Naturally, this has some industry experts concerned about the disruption these programs are causing. Document review was once a more involved role in the industry, and some banks and financiers are eliminating these positions in favor of programs that are often viewed as less of an expense than employees.

Benefits of contract analytics and contract AI

When it comes to contract analytics and AI, the immediate benefit is obvious. The technology offers insights in a typically murky niche. Especially when it comes to pursuing and securing lead contracts, many financial services businesses are left in the dark. The added insight is, naturally, invaluable. It provides greater information on the contract funnel, informs both parties of progress, and can identify any lingering mistakes that might cause a contract rejection. This is particularly important when working with shrewd clients, because the mistakes such as common accounting and mathematical errors, and incorrect terminology can damage reputations.

Another plus is that contract analytics are excellent at finding areas of upsell opportunity in both new and existing contracts. This resource allows finance teams to better support the sales end of their businesses without overly extending any aspect of their work processes. As such, it has great potential not just for the financial services vertically but for nearly any enterprise that further argues the case for deployment.

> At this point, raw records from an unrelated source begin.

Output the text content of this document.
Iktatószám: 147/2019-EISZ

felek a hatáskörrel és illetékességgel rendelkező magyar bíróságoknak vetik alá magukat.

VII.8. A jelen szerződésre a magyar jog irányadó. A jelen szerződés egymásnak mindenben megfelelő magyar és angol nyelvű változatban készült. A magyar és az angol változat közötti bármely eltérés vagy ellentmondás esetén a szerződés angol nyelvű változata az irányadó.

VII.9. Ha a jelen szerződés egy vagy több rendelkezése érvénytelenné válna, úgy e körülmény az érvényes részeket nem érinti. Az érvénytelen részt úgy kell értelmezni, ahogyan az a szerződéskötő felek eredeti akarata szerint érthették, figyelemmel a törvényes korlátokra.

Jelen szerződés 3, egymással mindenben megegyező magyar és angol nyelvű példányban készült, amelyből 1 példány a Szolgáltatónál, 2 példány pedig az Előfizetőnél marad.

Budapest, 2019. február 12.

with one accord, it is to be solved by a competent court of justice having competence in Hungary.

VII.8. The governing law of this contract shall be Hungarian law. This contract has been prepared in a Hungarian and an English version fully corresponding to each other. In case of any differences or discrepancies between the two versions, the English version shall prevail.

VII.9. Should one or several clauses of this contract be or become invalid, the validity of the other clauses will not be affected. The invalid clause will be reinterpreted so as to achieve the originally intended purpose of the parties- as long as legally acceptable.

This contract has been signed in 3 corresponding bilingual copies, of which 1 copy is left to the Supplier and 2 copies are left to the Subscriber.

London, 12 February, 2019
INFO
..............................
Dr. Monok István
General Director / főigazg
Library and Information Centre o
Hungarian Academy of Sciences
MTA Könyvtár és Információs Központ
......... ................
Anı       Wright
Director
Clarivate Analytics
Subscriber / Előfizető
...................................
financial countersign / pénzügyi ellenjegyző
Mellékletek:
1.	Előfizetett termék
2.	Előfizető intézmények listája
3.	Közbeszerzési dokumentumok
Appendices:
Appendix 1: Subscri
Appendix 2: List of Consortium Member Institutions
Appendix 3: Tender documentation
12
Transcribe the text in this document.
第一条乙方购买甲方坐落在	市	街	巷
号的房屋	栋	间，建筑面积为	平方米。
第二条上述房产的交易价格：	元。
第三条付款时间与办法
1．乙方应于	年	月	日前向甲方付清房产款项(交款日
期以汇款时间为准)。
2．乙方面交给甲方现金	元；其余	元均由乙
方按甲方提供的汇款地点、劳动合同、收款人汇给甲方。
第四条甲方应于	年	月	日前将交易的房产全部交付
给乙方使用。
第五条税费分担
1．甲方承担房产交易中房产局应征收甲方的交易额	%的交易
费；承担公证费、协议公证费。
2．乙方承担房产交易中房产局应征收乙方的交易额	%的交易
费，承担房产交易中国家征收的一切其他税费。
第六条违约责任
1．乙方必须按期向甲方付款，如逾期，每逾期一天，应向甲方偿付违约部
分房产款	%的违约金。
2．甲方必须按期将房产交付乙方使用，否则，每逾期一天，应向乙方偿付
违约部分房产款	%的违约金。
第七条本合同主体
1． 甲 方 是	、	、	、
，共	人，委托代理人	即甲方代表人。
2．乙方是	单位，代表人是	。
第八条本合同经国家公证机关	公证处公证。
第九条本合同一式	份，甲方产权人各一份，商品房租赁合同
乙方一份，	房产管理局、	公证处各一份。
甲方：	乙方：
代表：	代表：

This has leveled the playing field for smaller businesses that might not have the time, resources, or staffing to perfectly execute every contract. It also helps the larger outfits prevent careless liabilities that could result in some very expensive consequences. The disruption contract analytics has caused in the financial services industry cannot be understated, and it’s likely to continue having a larger impact on the market as a whole, changing the way businesses conduct their operations and contracts processes.